9 years 9 lessons
- Prachi Saswade
- Sep 16
- 2 min read
I thought of writing something special for today, but I will be lying if I say it hasn’t been overwhelming to even think about it. I have spent the past nine years thinking about how different my life would have been if I didn’t get admitted today, and truth be told, after everything I have been through in my life, I wouldn’t change a thing. I am grateful for every lesson I have learned along the way, and I thought I would share a few here in honour of completing 9 years as a Type 1 diabetic.
Everyone around you thinks they know more about your illness than you do. And they will force their opinions on you (cue WhatsApp university).
Some days feel easy, and good. But some days are the opposite, and you will find yourself just crying out of helplessness.
A lot of times, there is truly nothing you can do to rectify your high sugars. Sometimes, you just have to wait, and it is hard.
You will doubt yourself even years after you’ve dealt with every possible symptom, and you will still try to find someone on some forum who is going through the same thing. But trust yourself, you have been doing this for a bit now, and you know the answer, even if you think you don’t.
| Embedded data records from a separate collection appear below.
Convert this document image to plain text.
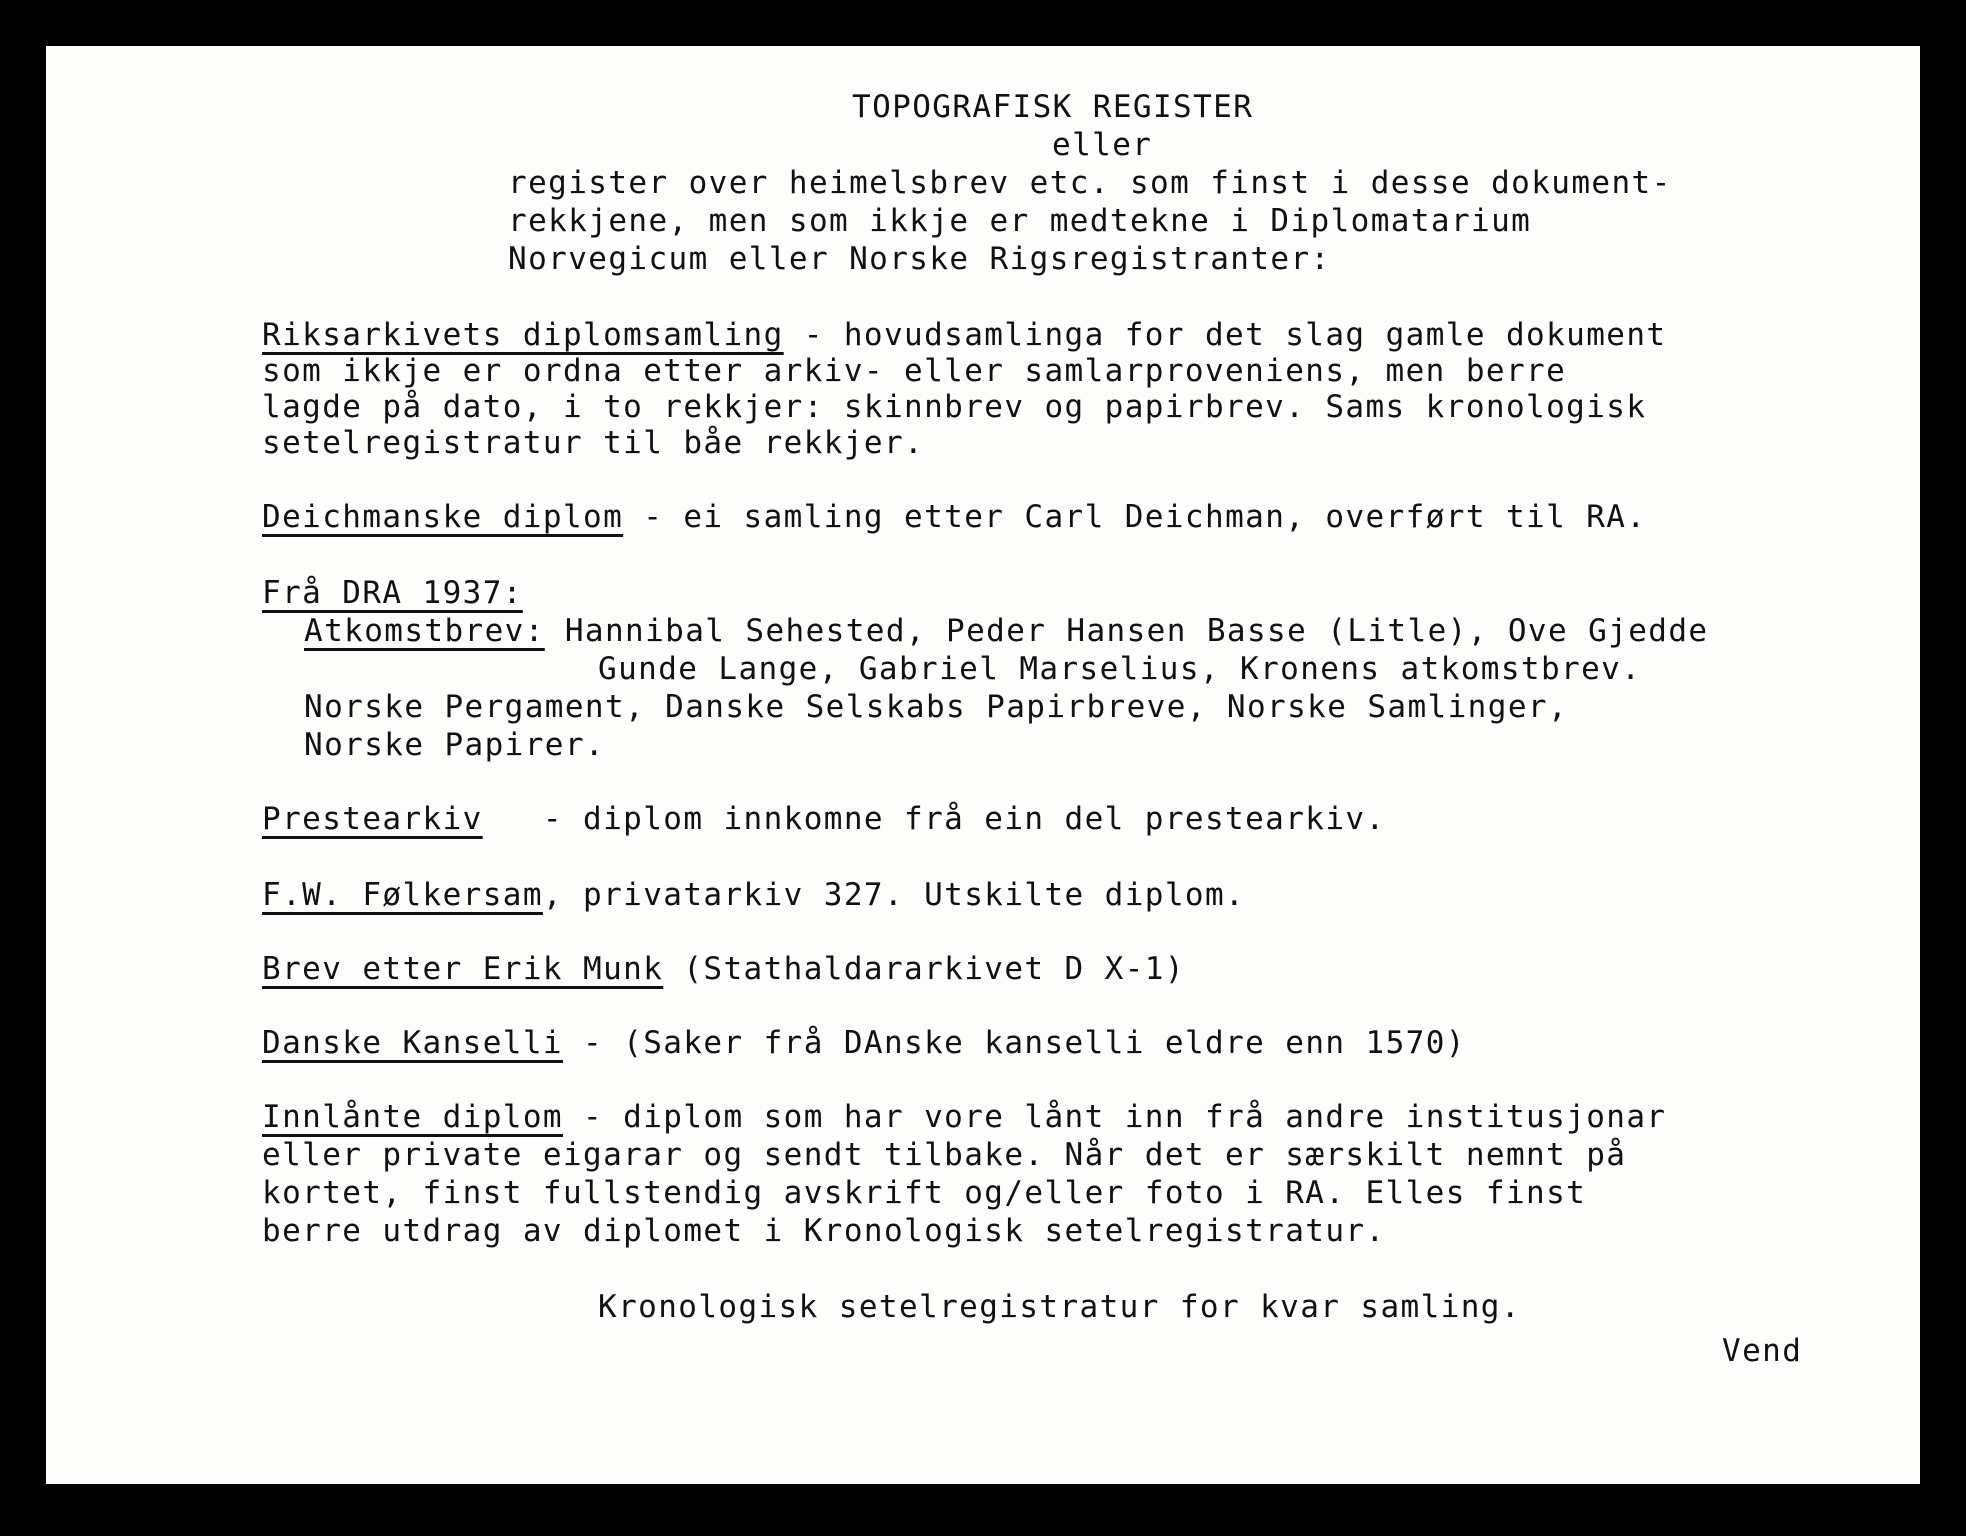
TOPOGRAFISK REGISTER

eller

register over heimelsbrev etc. som finst i desse dokument-

rekkjene, men som ikkje er medtekne i Diplomatarium

Norvegicum eller Norske Rigsregistranter:

Riksarkivets diplomsamling - hovudsamlinga for det slag gamle dokument

som ikkje er ordna etter arkiv- eller samlarproveniens, men berre

lagde på dato, i to rekkjer: skinnbrev og papirbrev. Sams kronologisk

setelregistratur til båe rekkjer.

Deichmanske diplom - ei samling etter Carl Deichman, overført til RA.

Frå DRA 1937:

Atkomstbrev: Hannibal Sehested, Peder Hansen Basse (Litle), Ove Gjedde

Gunde Lange, Gabriel Marselius, Kronens atkomstbrev.

Norske Pergament, Danske Selskabs Papirbreve, Norske Samlinger,

Norske Papirer.

Prestearkiv   - diplom innkomne frå ein del prestearkiv.

F.W. Følkersam, privatarkiv 327. Utskilte diplom.

Brev etter Erik Munk (Stathaldararkivet D X-1)

Danske Kanselli - (Saker frå DAnske kanselli eldre enn 1570)

Innlånte diplom - diplom som har vore lånt inn frå andre institusjonar

eller private eigarar og sendt tilbake. Når det er særskilt nemnt på

kortet, finst fullstendig avskrift og/eller foto i RA. Elles finst

berre utdrag av diplomet i Kronologisk setelregistratur.

Kronologisk setelregistratur for kvar samling.

Vend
Anyone who doesn’t have diabetes will never truly understand what you go through, and sometimes, some diabetics won’t either. It is frustrating, but it is also the truth.
A lot of people will leave you or stop talking to you if you talk about your struggles. But it has nothing to do with you,and everything to do with them. They will try to evade the topic or call you “negative” and try to slap on a “be more positive” comment on to you, and it will happen a lot more than you think, and from people you least expect it.
You are a lot stronger than you give yourself credit for. All the people who doubt you would never be able to make it out so well. Give yourself the grace you deserve.
Sometimes a pizza won’t spike you, but a fruit might. You just hope for the best.
Trust me when I tell you, I still cry my eyes out because there are days when I just can’t be strong, and those days will always be there. I know how hard and lonely it can be, but don’t swallow those emotions. You are allowed to break down, and sometimes you have to, in order to stand up taller.